Touch Of Death said:


> providing a business section isn't like they changed they changed their name to O'Donaldo's LOL
> Sean


I'm not sure I understand your point, Sean.  The change in Jack In the Box's name was their attempt to upscale their chains as a new, hipper brand.  It's less about changing the name and more about losing sight of your customer base.

This reminds me of the thread a few weeks ago about how WalMart was losing money with their more expensive green products.  The consensus at the time was that this is because people looking for quality, green, organic products aren't looking for them at Wal Mart. 

And people looking for good coffee, baked goods and a pleasant ambience don't look at McDonald's.


----------



## CoryKS (May 12, 2011)

Well, I think there are a couple of things going on here. 

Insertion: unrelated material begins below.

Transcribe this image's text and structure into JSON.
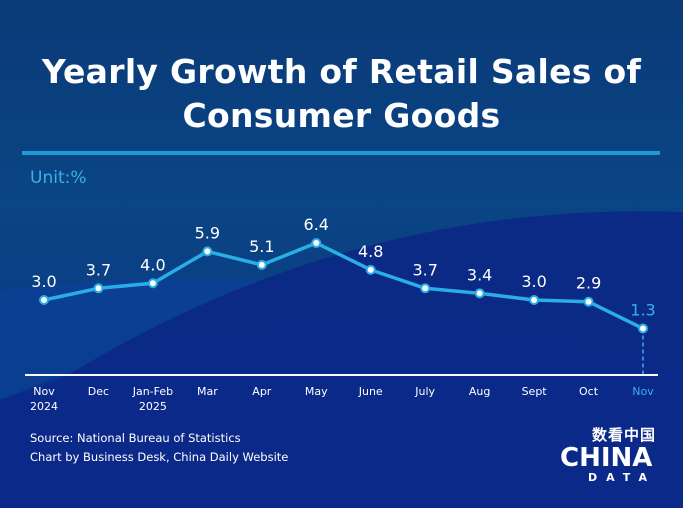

One is that the old format with the bright plastic furniture is tacky, and it draws the same sort of middlebrow snobbery that Walmart deals with. The food is cheap and appeals to the common palate so it's very useful as an object of scorn for those who wish to present themselves as superior to the unwashed masses. 

Another is that they are more frequently being scapegoated for the rise in childhood obesity, and want to move away from the image that they are marketing to children. Hence the more upscale look.

I've been in some of the renovated stores and they still retain that McDonald's feel. As long as they don't start messing with the recipes, they'll be just fine. Personally, I don't ever think they'll completely get away from their "kiddie restaurant" legacy but as long as people keep having children those kids are going to want a McDonald's hamburger.


----------



## Touch Of Death (May 12, 2011)

Not to mention the breakfast crowd really isn't filled with children. It's good coffee and hot food which is something Starbuck's doesn't offer.
Sean


----------